The process even advanced as far as medical deans from Australia and New Zealand gathering to create a policy document that closes the door for medical students with sensory, emotive, psychological and auditory issues.  

“It was in 2015, just after I came back to medical school. I saw an email from a guy on the committee who knows me, who wrote that the policy should allow (them) the legal protection to exclude someone with a disability from studying medicine, or exclude someone already in medicine with a disability from continuing, or something along those lines,” Dr Palipana said.  

“That annoyed the hell out of me, and it also hurt. It’s like racism, when you’re attacked for something you can’t help about yourself.” 

But using it as a spur on, Dr Palipana went on to give input into the committee that’s rewriting that policy to be more inclusive, as well as making his way through medical school and graduating in 2016. 

Life as a quadriplegic doctor

Becoming an emergency doctor, Dr Palipana has smashed any barrier in his way, earning the respect of all in the process. 

A favourite among patients who never discount his ability, Dr Palipana has been a key speaker and advocate for medical education and disability.  

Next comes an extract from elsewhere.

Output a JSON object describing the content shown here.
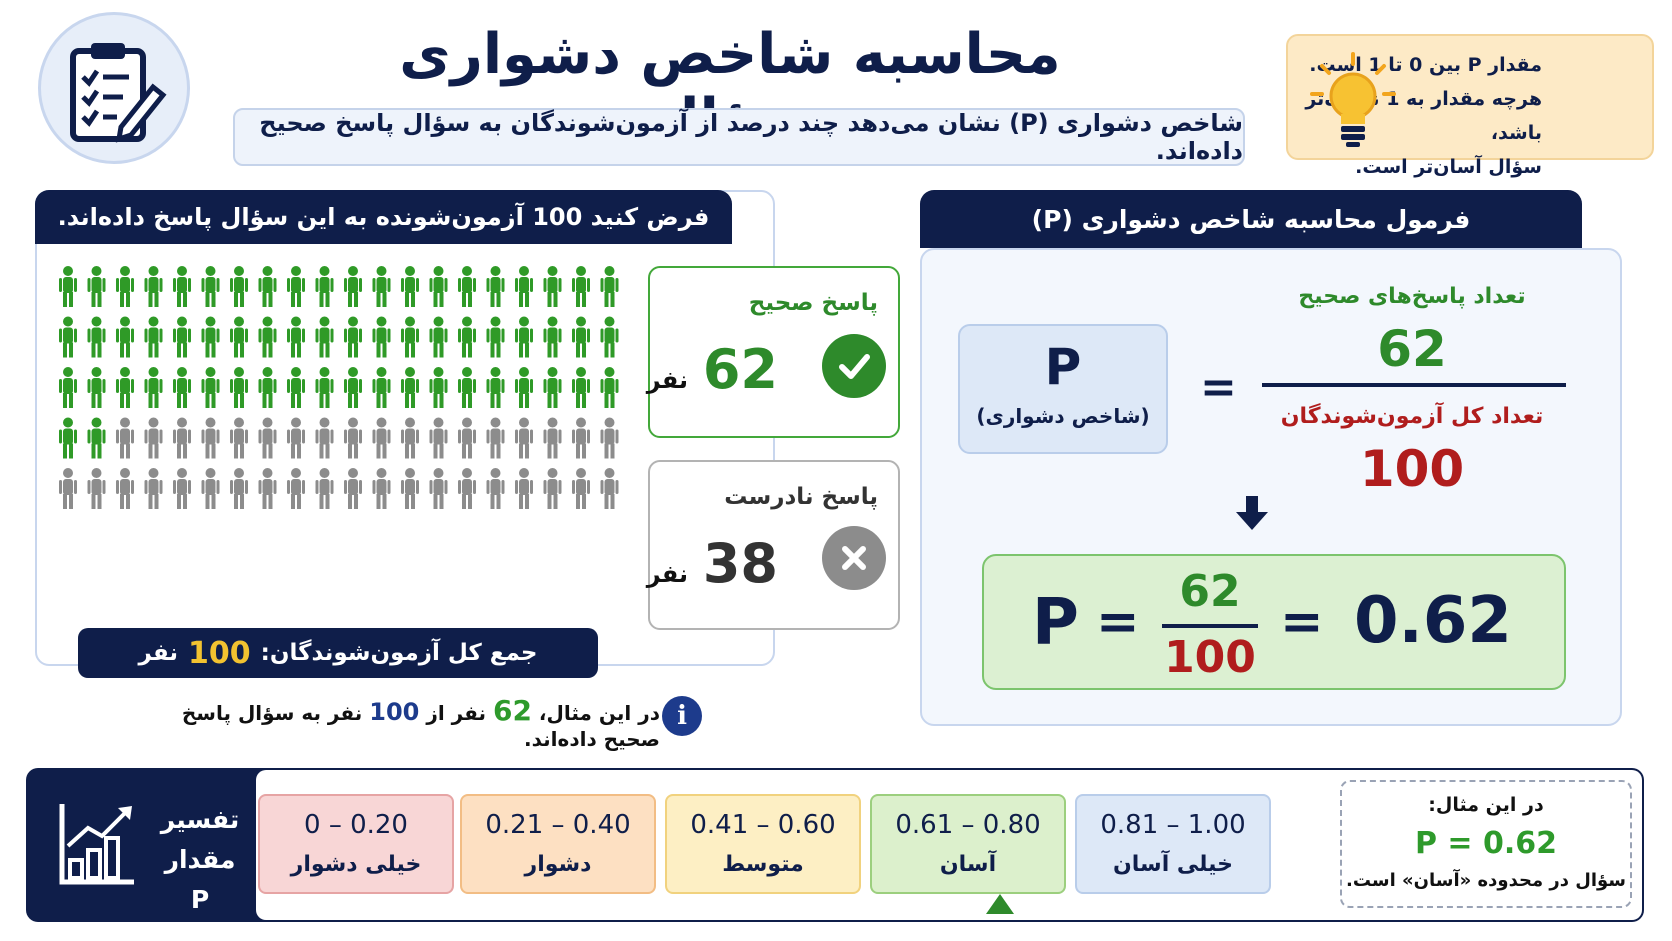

A member of the Perry Cross Spinal Research Foundation’s scientific committee, he has also set a course for assisting those with spinal cord injuries in the future, through pursuing research.  

Loving his career, Dr Palipana combines it with growing bold in facing his fears and fighting for a future for not only himself, but for others. 

And for the Queensland Australian of the Year, that’s what being bold is all about. 

‘It’s the best job in the world for me; I love everything about it, and I love the people most of all,” he said. 

“Those moments where you connect with people and you play a part in their journey, and you share that special moment is just awesome. It’s challenging, it’s unpredictable, and it’s varied… I really feel like I’m doing something where I can just help the community, which is a privilege.  

“We have so many barriers in our heads, we have fears, and we have so many barriers in society. You don’t necessarily have to have a disability, but it’s more pronounced when you do. 

“I think being bold is about having the courage to face those fears and push through to live the life you want. To do something valuable and to give something back, I think that’s being bold, and I think we all need to be doing that.”